Friday, August 08, 2008

A growing body of evidence suggests that classical music can help calm your family dog. (Heavy metal, not surprisingly, makes them more agitated.) Joining us is Joshua Leeds, the co-creator of a new book and accompanying CD called "Through a Dog’s Ear," which prescribes Chopin and Schubert to soothe your pooch. Also with us is Peter Borchelt, PhD, an animal behaviorist based in New York.
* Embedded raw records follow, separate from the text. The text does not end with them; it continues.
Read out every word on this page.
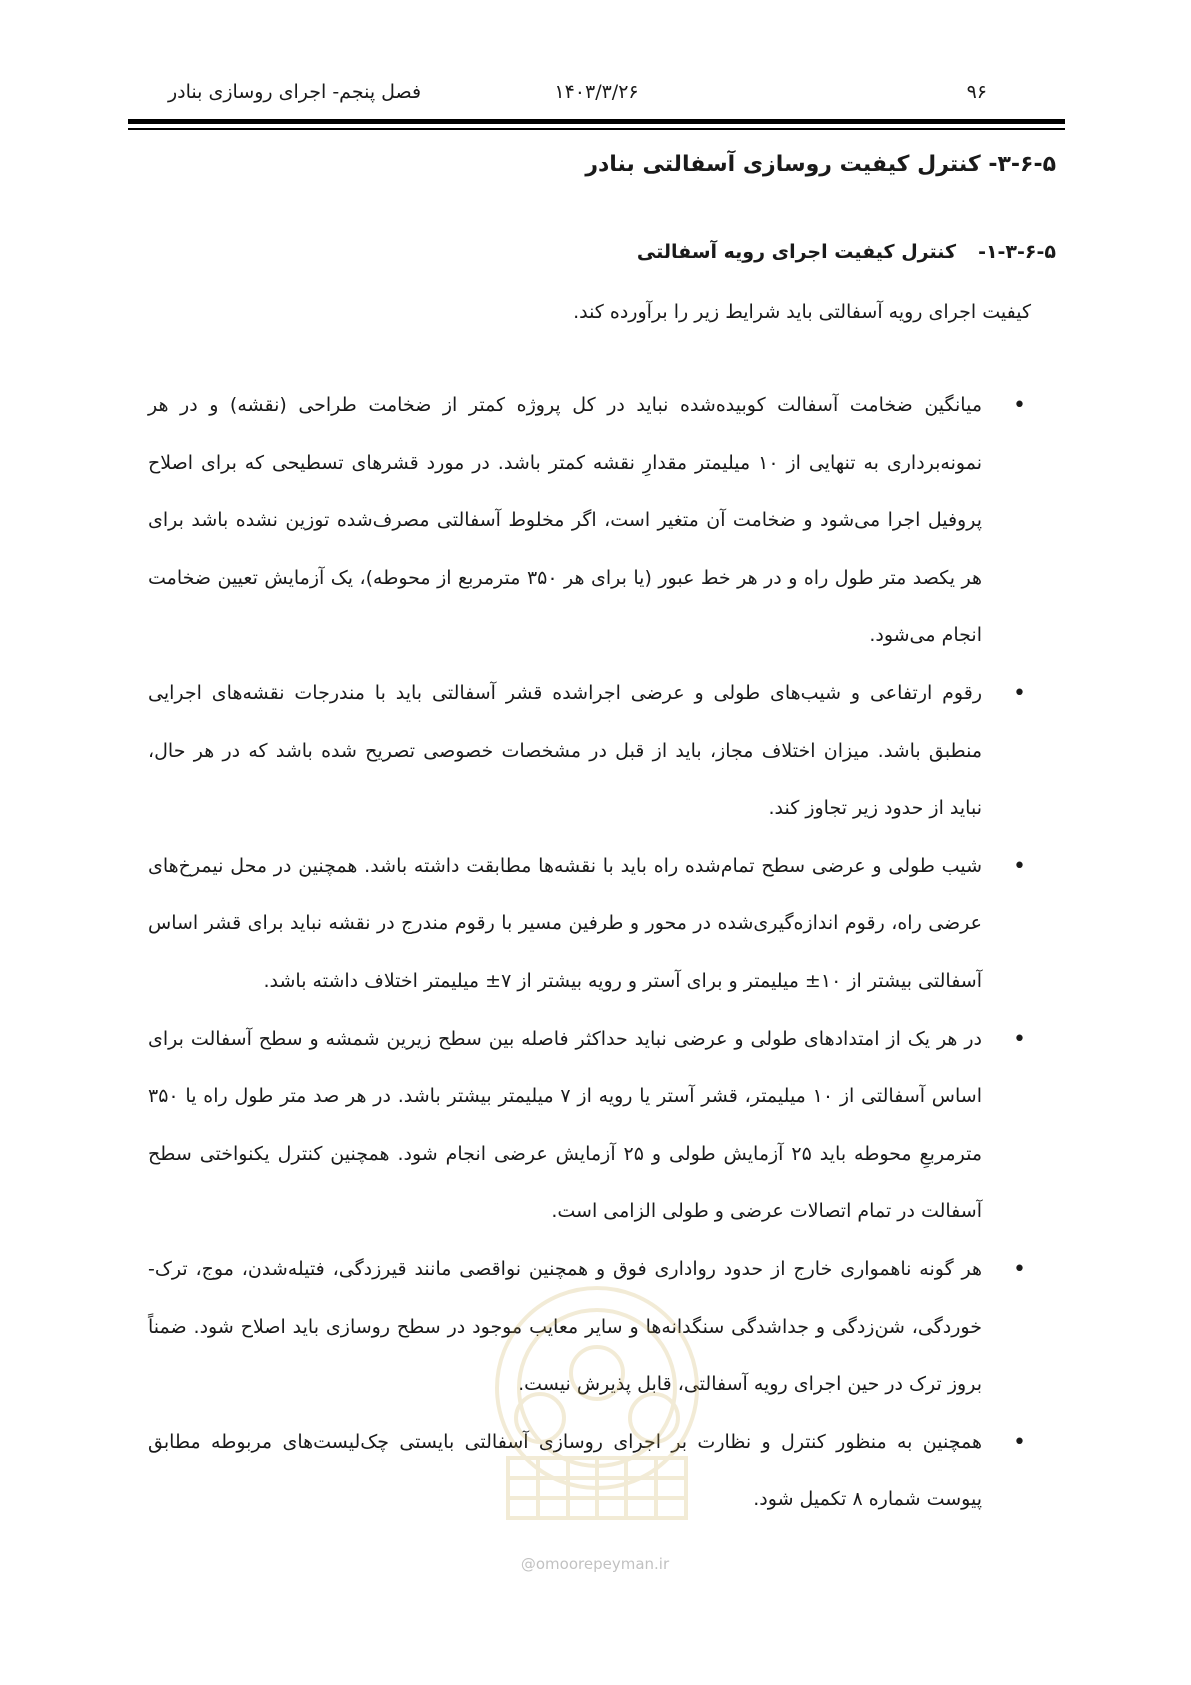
۹۶
۱۴۰۳/۳/۲۶
فصل پنجم- اجرای روسازی بنادر
۳-۶-۵- کنترل کیفیت روسازی آسفالتی بنادر
۱-۳-۶-۵-کنترل کیفیت اجرای رویه آسفالتی
کیفیت اجرای رویه آسفالتی باید شرایط زیر را برآورده کند.
•
میانگین ضخامت آسفالت کوبیده‌شده نباید در کل پروژه کمتر از ضخامت طراحی (نقشه) و در هر نمونه‌برداری به تنهایی از ۱۰ میلیمتر مقدارِ نقشه کمتر باشد. در مورد قشرهای تسطیحی که برای اصلاح پروفیل اجرا می‌شود و ضخامت آن متغیر است، اگر مخلوط آسفالتی مصرف‌شده توزین نشده باشد برای هر یکصد متر طول راه و در هر خط عبور (یا برای هر ۳۵۰ مترمربع از محوطه)، یک آزمایش تعیین ضخامت انجام می‌شود.
•
رقوم ارتفاعی و شیب‌های طولی و عرضی اجراشده قشر آسفالتی باید با مندرجات نقشه‌های اجرایی منطبق باشد. میزان اختلاف مجاز، باید از قبل در مشخصات خصوصی تصریح شده باشد که در هر حال، نباید از حدود زیر تجاوز کند.
•
شیب طولی و عرضی سطح تمام‌شده راه باید با نقشه‌ها مطابقت داشته باشد. همچنین در محل نیمرخ‌های عرضی راه، رقوم اندازه‌گیری‌شده در محور و طرفین مسیر با رقوم مندرج در نقشه نباید برای قشر اساس آسفالتی بیشتر از ۱۰± میلیمتر و برای آستر و رویه بیشتر از ۷± میلیمتر اختلاف داشته باشد.
•
در هر یک از امتدادهای طولی و عرضی نباید حداکثر فاصله بین سطح زیرین شمشه و سطح آسفالت برای اساس آسفالتی از ۱۰ میلیمتر، قشر آستر یا رویه از ۷ میلیمتر بیشتر باشد. در هر صد متر طول راه یا ۳۵۰ مترمربعِ محوطه باید ۲۵ آزمایش طولی و ۲۵ آزمایش عرضی انجام شود. همچنین کنترل یکنواختی سطح آسفالت در تمام اتصالات عرضی و طولی الزامی است.
•
هر گونه ناهمواری خارج از حدود رواداری فوق و همچنین نواقصی مانند قیرزدگی، فتیله‌شدن، موج، ترک-خوردگی، شن‌زدگی و جداشدگی سنگدانه‌ها و سایر معایب موجود در سطح روسازی باید اصلاح شود. ضمناً بروز ترک در حین اجرای رویه آسفالتی، قابل پذیرش نیست.
•
همچنین به منظور کنترل و نظارت بر اجرای روسازی آسفالتی بایستی چک‌لیست‌های مربوطه مطابق پیوست شماره ۸ تکمیل شود.
@omoorepeyman.ir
Weigh in: Do you find music effective at calming your pet?

Guests:

Joshua Leeds and Peter Borchelt, PhD,

Comments [8]

Lara Pellegrinelli from Long Island City

My mother is always puts on classical music for her two Yorkshire terriers when she leaves the house. Personally, I think they could just use some quiet time - since there's always a TV going when somebody's at home - but I also can't help but think they get very bored with WQXR. I think they'd be better off with Soundcheck. Is there a membership for dogs at WNYC?

Aug. 09 2008 02:06 AM
jane from westport ct

My house rabbits just love Sunday Morning Baroque. I realized this when I thought they had escaped from their enclosure because they were stretched out so flat -- and relaxed -- that you could hardly tell they were there. My vet tells me he plays Baroque all of the time in the R&R -- reclamation (waiting to be picked up)and recovery -- areas of the office for all of his patients, furred and feathered.

Aug. 08 2008 02:43 PM
rick from Brooklyn

I don't know about dogs, but Glenn Gould's Goldberg Variations helps my wife fall asleep when she's stressed out.

Aug. 08 2008 02:20 PM
Bryce Sanders from New York City

Our dog responded to Brian Eno's Neroli -- she was totally wound-up, and when I put it on, she went and sat down in front of the speaker. It also worked with "Appollo, Themes and Sequences" and a few other ambient albums. We started playing them in the car to keep her calm.

Aug. 08 2008 02:19 PM
Mark Greenberg from Manhattan

When my kid was in public school, we did an experiment involving parakeets, Mozart and acid rock.
We did a tape definitively showing that the budgies chirped like mad when played Mozart's German Dances but shut up when exposed to rock, even at low listening levels.

Aug. 08 2008 02:19 PM
kathleen & Sidney from Brooklyn

Our 16yr old cat had a rough trip to the vet yesterday (all trips to the vet are rough trips), so I was not looking forward to the drive home. When I started the car, Soundcheck came on. Sid also was much, much calmer than I expected the whole trip home. Coincidence? Don't think so. We listen to WNYC all the time, so I think he found Kurt very comforting. Or maybe the drugs hadn't worn off yet.

Aug. 08 2008 02:18 PM
jasmine from greenpoint

do you think this would work on babies?

Aug. 08 2008 02:13 PM
Toby

I often howl with my dog, sort of singing a duet with them. It is fun to get them to howl. Not all dogs will do it though. I probably wouldn't recommend it with a small dog, but with a dog like a Great Dane it is perfect.